The module provides a mechanism for replacing the existing Sitecore Services Client token security with one that depends on the MicroCHAP library.
A new TokenDelegatingHandler is included to replace the OOTB handler provided by Sitecore.
Requests which require an authentication token are processed by the handler. The existence of the X-MC-MAC and X-MC-Nonce headers are checked and then verified against the server SharedSecret. If the signatures match then the request is authenticated.
As noted in the MicroCHAP library:
Each challenge is valid for only a single request and multiple authenticated requests require multiple handshakes.
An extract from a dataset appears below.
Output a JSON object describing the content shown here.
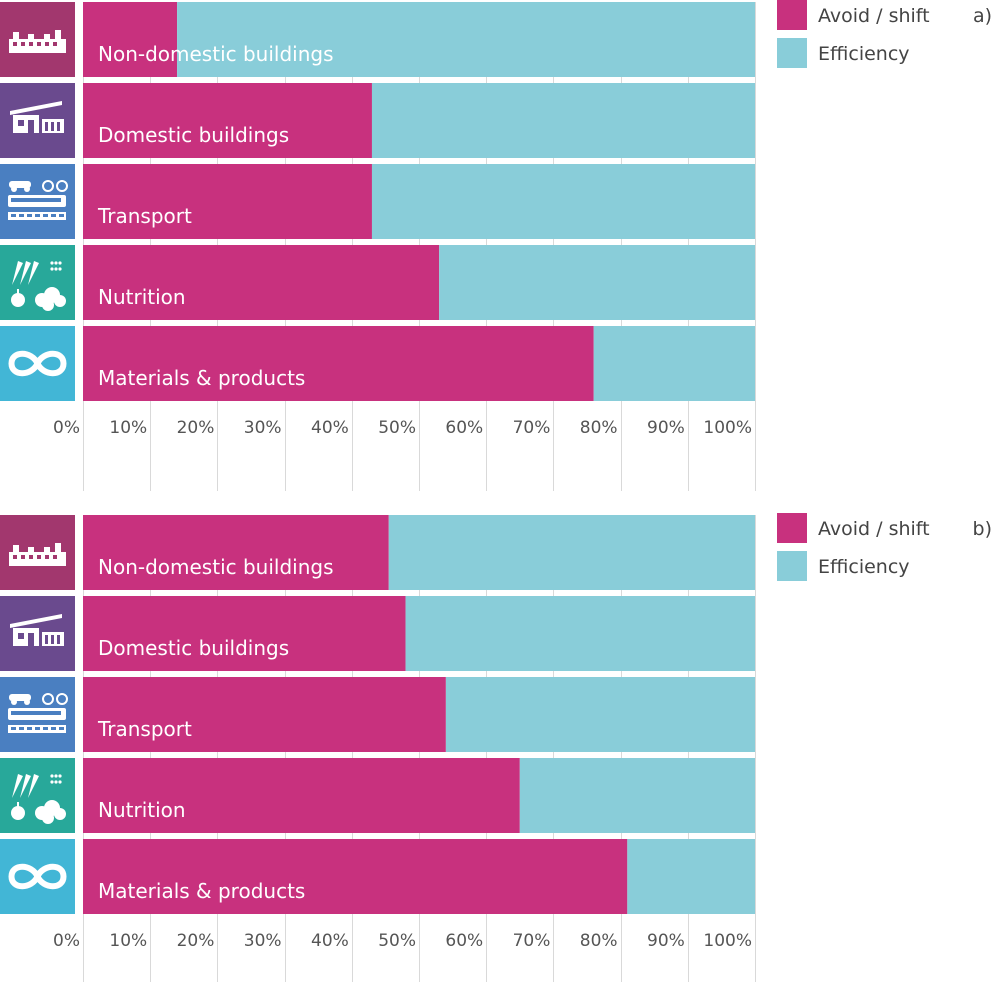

In other words this is designed for low volume scenarios like authenticating deployment tools as opposed to authenticating multi-user human requests.
If you wish to authenticate from client-side JavaScript, then it would be better for you to use the mechanism provided by Sitecore.
- Clone the repository and restore the NuGet packages.
- Build the solution.
- Deploy the files.
- Patch the SharedSecret in your own config. Check out the example.
- Run the PowerShell script with the updated SharedSecret.
Files:
\App_Config\Include\Westco.Services.Infrastructure\Westco.Services.Infrastructure.config\bin\Westco.Services.Infrastructure.dll\bin\MicroCHAP.dll- if using Unicorn the file may already be deployed.